TIME Autos

The Robot Taxi Takeover Is Already Beginning in Singapore

iautonomous vehicle Singapore
Yong Teck Lim—AP In this Aug. 24, 2016, file photo, an autonomous vehicle is parked for its test drive in Singapore.

The public can now book self-driving taxis through an app called Grab

(SINGAPORE) — Autonomous vehicle software startup nuTonomy has made rides on its self-driving taxis available to the general public in Singapore for free, expanding a first-in-the world run that was initially invitation-only.

While multiple companies, including Google and Volvo, have been testing self-driving cars on public roads for several years, nuTonomy announced in August that was the first to offer autonomous taxi rides.

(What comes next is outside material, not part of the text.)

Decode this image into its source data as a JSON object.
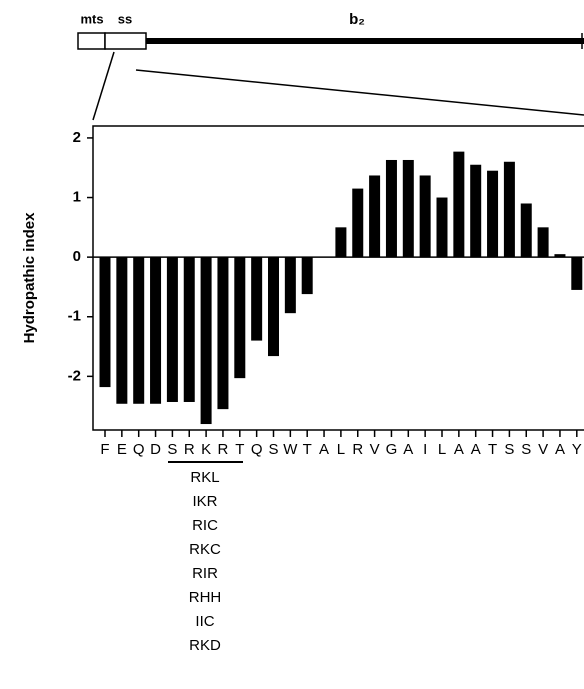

It beat Uber, which started offering rides in autonomous cars in Pittsburgh last week.

The Singapore trial was limited to a 2.5-square-mile (6.5-square-kilometer) business and residential district called “one north.” NuTonomy CEO Karl Iagnemma said Friday that the test area has since been doubled by the government. The approved route does not include any highways.

NuTonomy, a spinoff from the Massachusetts Institute of Technology, announced Friday that the public can now book self-driving taxis through an app by Grab, the biggest ride-hailing company in Southeast Asia. The two companies announced a year-long partnership.

To book a ride, passengers will have to select the ‘robo-car’ option on Grab’s app, which has been downloaded more than 20 million times. Passengers have to be older than 18, book in advance and sign a liability waiver. Rides will be free for at least two months.

“We will be combining nuTonomy’s self-driving car software with Grab’s app, with their proven fleet routing technology and their mapping capabilities,” said nuTonomy CEO Karl Iagnemma.

The cars — modified Renault Zoe and Mitsubishi i-MiEV electrics — have a safety driver in front who is prepared to take the wheel and a researcher in back who watches the car’s computers.

If a pick-up or drop-off point is out of approved testing perimeters, the driver will take over for the rest of the journey, Iagnemma said.

“It’s an evolution to identify where are the easy parts, where are the trickier parts where we need to spend more time,” he said.

Iagnemma would not say how many rides nuTonomy provided in the trial period but said thousands signed up for the invited trial within the first 48 hours. The company said there have been no problems.

The company expects its six-car fleet to grow to a dozen by the end of the year. It plans to make its Singapore taxi fleet fully self-driving by 2018.